La police écrit la loi. L’état d’exception la fait passer.
Le rapporteur de la loi, est un député LREM, Jean-Michel Fauvergue, ancien chef du RAID. Avec Alice Thourot ils ont fabriqué une loi répondant exactement aux demandes des syndicats policiers d’extrême droite. La proposition de loi, présentée en plein état d’urgence sanitaire, où les colères sont confinées, ne peut être qu’un atout pour légiférer et exécuter une loi rapidement et discrètement. En clair, la police écrit les lois dans un contexte d’état policier.

Extension des pouvoirs de la police municipale

 

Ce sont les premiers articles de la loi. Ils visent à renforcer les pouvoirs des polices municipales. Elles seront désormais habilitées à effectuer des contrôles d’identités, ainsi qu’à maintenir et conduire une personne au commissariat si l’identité ne peut être justifiée. Les polices municipales pourront désormais constater un certain nombre de délits et d’infractions, ainsi que saisir les objets qui sont liés à l’infraction. (Article 1)
Avec cette loi, la police sort de son rôle « tampon » de police de proximité pour endosser un rôle encore plus répressif qu’aujourd’hui.
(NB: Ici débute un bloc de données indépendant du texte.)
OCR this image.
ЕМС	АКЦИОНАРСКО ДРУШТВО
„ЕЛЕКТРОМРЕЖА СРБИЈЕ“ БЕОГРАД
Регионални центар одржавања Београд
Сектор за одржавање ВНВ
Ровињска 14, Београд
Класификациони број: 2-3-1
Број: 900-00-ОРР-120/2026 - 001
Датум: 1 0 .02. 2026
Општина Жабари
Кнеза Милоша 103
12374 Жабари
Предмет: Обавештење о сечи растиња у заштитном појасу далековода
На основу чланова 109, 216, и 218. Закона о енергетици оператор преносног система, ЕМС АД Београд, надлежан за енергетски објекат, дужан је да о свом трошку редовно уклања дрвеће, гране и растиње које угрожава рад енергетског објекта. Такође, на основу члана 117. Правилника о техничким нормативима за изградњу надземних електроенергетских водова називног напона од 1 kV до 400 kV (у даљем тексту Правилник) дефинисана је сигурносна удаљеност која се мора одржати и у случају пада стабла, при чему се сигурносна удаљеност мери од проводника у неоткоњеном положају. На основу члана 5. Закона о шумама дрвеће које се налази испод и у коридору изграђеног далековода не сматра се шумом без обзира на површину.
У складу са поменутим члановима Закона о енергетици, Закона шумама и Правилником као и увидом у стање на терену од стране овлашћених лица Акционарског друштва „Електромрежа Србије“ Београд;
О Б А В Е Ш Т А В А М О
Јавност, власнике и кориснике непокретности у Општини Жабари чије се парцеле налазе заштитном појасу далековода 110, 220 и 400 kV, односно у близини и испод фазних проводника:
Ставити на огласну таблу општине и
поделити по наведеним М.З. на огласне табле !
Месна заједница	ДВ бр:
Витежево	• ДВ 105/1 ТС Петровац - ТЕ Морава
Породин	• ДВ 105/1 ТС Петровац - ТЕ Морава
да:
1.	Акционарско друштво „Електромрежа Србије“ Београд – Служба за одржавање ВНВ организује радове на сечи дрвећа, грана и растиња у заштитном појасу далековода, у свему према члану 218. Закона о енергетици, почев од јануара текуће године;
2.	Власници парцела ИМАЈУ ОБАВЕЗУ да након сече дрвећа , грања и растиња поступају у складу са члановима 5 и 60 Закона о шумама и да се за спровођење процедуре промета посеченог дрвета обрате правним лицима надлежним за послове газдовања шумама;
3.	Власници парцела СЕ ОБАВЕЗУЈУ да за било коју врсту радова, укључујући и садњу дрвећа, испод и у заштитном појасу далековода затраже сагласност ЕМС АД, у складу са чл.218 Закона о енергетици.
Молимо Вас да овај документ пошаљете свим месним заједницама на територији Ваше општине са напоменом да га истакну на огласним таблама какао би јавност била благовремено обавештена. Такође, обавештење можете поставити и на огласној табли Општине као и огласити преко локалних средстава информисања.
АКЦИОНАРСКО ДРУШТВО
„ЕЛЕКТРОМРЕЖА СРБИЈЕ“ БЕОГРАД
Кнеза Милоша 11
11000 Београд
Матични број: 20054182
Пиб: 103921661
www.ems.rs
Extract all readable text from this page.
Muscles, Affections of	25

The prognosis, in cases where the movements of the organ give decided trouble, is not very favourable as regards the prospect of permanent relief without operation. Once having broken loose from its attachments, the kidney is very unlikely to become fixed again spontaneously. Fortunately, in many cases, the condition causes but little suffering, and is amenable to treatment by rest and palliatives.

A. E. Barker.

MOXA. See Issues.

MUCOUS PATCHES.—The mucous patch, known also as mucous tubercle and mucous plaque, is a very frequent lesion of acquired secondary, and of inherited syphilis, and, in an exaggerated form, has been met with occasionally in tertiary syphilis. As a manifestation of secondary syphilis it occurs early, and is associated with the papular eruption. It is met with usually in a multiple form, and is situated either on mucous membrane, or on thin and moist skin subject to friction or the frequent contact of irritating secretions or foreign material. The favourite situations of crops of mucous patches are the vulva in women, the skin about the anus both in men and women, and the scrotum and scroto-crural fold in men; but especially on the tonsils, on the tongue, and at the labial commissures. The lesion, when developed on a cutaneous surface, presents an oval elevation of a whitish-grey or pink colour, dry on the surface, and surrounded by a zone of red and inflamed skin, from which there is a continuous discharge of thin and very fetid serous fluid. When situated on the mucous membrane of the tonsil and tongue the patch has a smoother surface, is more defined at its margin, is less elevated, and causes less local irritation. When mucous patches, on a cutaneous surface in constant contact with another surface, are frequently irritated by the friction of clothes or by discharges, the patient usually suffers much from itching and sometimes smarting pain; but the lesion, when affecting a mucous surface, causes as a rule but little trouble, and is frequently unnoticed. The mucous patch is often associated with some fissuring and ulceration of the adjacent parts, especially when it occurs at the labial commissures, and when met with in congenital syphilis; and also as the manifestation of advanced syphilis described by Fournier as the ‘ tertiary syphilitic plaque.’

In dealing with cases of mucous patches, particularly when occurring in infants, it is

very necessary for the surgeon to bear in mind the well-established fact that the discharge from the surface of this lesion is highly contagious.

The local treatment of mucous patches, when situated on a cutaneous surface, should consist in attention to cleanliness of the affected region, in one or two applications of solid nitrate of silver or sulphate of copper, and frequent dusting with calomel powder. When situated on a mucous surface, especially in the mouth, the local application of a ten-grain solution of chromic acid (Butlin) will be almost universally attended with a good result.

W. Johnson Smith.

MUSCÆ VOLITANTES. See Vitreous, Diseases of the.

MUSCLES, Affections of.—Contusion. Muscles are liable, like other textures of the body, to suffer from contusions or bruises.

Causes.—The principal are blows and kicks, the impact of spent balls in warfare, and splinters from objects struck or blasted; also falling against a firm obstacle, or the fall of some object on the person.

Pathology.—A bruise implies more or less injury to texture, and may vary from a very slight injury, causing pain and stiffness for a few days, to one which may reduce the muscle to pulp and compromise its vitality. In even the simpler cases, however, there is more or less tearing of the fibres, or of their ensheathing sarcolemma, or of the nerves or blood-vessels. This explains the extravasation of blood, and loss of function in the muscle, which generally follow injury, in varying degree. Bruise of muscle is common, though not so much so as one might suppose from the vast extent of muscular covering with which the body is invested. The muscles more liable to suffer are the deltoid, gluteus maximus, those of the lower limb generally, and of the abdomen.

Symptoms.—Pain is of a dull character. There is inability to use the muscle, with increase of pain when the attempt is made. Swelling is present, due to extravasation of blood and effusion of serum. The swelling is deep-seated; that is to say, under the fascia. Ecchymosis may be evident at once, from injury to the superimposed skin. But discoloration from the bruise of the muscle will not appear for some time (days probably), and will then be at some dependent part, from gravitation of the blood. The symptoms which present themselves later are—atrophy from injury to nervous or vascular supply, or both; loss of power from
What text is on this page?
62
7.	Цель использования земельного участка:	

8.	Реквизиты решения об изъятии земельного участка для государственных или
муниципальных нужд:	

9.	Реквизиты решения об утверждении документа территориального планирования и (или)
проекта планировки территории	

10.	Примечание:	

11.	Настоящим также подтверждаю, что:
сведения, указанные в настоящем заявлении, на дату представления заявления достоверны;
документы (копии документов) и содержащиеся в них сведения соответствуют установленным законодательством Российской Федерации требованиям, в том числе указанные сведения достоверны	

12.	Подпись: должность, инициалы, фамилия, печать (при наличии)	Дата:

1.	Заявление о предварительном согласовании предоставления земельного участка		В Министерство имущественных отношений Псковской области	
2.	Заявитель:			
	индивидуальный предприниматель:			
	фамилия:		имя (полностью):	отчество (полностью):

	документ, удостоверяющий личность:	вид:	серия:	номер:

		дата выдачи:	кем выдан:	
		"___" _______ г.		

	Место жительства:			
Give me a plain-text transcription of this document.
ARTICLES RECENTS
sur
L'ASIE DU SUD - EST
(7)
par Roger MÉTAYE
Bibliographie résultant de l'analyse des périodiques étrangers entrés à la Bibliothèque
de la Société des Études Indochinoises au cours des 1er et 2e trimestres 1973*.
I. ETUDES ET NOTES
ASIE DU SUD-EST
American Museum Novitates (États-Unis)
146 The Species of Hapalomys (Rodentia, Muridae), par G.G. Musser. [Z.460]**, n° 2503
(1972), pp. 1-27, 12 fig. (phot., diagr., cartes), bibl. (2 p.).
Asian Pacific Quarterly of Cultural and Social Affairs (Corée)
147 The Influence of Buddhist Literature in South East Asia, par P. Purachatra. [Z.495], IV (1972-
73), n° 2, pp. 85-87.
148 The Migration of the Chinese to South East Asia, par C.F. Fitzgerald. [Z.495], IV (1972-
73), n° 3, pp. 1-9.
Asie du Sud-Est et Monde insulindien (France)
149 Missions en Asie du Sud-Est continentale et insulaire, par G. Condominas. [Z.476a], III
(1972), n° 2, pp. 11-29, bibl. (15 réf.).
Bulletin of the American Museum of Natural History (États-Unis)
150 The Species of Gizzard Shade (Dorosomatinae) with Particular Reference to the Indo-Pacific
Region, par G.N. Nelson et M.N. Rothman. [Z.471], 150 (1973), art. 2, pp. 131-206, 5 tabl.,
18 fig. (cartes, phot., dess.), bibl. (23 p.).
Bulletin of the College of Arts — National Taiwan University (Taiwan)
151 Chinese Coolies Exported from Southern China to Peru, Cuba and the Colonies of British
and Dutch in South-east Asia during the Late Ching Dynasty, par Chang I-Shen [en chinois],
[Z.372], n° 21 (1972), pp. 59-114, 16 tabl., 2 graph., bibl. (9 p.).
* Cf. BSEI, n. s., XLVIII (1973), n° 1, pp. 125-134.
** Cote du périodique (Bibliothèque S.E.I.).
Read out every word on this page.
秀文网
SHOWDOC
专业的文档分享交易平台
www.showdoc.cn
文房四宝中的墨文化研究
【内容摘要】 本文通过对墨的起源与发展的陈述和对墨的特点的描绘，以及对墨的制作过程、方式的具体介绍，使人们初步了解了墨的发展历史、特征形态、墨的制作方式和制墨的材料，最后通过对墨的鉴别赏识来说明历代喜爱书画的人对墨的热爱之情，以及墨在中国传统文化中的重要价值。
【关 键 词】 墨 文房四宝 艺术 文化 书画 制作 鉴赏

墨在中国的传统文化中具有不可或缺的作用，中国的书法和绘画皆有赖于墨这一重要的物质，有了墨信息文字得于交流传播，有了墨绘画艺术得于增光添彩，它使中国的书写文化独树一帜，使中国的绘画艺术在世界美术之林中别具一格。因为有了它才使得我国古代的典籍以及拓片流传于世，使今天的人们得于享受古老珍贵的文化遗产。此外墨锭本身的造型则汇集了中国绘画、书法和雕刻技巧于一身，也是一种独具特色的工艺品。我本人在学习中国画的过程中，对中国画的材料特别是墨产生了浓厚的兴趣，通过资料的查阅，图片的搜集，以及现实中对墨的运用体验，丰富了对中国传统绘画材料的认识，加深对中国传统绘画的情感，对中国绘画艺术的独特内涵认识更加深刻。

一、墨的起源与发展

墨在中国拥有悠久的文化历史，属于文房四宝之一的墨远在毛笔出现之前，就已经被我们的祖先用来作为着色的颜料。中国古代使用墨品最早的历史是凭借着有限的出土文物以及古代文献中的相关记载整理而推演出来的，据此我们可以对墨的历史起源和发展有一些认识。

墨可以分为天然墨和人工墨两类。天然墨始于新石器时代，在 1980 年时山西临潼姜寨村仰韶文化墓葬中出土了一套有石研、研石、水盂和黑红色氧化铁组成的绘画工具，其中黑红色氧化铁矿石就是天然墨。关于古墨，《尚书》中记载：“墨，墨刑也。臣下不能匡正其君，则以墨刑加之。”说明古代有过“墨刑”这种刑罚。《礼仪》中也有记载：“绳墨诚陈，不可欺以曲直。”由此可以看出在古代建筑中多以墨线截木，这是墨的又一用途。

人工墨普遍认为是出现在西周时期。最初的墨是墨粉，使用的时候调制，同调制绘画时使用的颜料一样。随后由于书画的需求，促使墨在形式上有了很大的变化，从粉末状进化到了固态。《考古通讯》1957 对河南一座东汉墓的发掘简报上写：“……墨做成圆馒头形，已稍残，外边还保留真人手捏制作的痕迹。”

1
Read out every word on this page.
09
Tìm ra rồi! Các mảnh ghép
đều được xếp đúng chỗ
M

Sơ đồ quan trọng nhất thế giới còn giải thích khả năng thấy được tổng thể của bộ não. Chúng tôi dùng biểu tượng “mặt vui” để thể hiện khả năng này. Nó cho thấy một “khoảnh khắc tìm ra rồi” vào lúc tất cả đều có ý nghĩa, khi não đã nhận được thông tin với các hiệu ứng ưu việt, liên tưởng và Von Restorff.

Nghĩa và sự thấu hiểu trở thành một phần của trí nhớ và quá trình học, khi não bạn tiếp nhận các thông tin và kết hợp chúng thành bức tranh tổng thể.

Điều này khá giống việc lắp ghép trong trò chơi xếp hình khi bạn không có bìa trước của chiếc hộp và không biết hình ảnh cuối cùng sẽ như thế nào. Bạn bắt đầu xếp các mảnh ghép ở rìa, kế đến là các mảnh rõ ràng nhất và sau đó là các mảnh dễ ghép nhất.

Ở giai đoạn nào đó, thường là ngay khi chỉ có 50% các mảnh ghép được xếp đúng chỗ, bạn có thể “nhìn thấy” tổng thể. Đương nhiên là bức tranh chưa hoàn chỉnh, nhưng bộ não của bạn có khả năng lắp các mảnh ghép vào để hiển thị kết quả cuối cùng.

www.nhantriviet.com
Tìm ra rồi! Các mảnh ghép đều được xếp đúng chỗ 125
Extension des pouvoirs de la sécurité privée

 

La sécurité privée va désormais jouer les auxiliaires de police. Les agents pourront désormais contrôler et fouiller des individus dans les établissements privés dans le cadre de recherche d’une infraction, et transmettre directement au procureur. L’article 8 prévoit que les agents de sécurité puissent maintenir physiquement un individu le temps que la police nationale arrive. Les peines en cas de non respect des ordres d’un agent de sécurité, elles, explosent. 2 mois de prison et 7500 euros d’amende en cas de simple non respect d’un ordre d’un agent de sécurité. L’article 15, lui prévoit la possibilité de cumuler pension et revenu de vigile pour les retraites de la police nationale, et ainsi faciliter la transmission de compétences entre policier et agent de sécurité privé.
A terme, il s’agit d’augmenter massivement le flicage dans les lieux publics et les grands évènements.

Surveiller, partout, tout le temps

 

– Les articles 20, 20bis et 20ter constituent une fuite en avant des usages de la vidéosurveillance.
L’article 20 veut donner le pouvoir aux policiers municipaux le visionnage des caméras de vidéosurveillance, auparavant possible par les services de police et de gendarmerie nationale.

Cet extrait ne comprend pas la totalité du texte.